The second issue I'd like to raise in relation to skills is again the access to these skilled workers, particularly for the hospitality industry. I hear consistently from the hospitality industry that they are really in need of key workers. I know that they have come together in relation to some of these pathways, and I think that is really important because, again, many of these skilled people in the industry have been some of those temporary workers going from temporary visa to temporary visa with no real prospect of permanency despite building deep relationships and making significant contributions to our country.

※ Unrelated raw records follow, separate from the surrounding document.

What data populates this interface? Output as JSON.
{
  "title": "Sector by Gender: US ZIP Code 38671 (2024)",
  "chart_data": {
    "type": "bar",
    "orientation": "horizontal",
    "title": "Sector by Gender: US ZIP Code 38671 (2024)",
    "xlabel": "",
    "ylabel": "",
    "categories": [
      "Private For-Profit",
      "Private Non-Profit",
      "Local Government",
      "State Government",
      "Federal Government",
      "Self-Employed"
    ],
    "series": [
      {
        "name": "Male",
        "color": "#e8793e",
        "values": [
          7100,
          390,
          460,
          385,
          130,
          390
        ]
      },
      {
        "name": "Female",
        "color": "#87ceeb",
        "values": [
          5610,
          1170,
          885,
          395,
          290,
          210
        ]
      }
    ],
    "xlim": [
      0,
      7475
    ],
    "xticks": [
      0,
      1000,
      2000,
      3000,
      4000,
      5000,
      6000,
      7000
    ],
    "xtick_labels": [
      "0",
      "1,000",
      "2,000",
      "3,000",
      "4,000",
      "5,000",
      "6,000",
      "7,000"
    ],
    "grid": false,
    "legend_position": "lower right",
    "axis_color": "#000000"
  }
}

Finally I would like to briefly talk about aged-care workers. We all recognise in this country that we are in desperate need of healthcare workers and particularly aged-care workers. The government has introduced some pathways, in particular for aged-care workers, but the way in which it has done this troubles me and certainly troubles many of the aged-care companies that I have spoken to in my electorate. The current requirement for the companies to be able to access special pathways to bring in aged-care workers is that they have to sign a pretty onerous MOU with one or a number of unions in the sector regarding the obligations that the union will basically impose on this business.

I accept that unions play an important role in our economy, but, for workplaces which are not already unionised, I find it really concerning that the visa system is being used as a way to drive unionisation or union activity in workplaces and there's no alternative for a workplace and for workers who say: 'We don't want a union focused memorandum of understanding. We would like one working with, for instance, the Fair Work Commission.' We do need to prevent exploitation in our industries and we do need to make sure that we can bring people in, but we need to do this in a way that is appropriate for our workplaces, and I don't think it is appropriate for the unions to have control over which people and which companies are able to bring workers into this country or not. I believe that should certainly be the role of government, not of unions.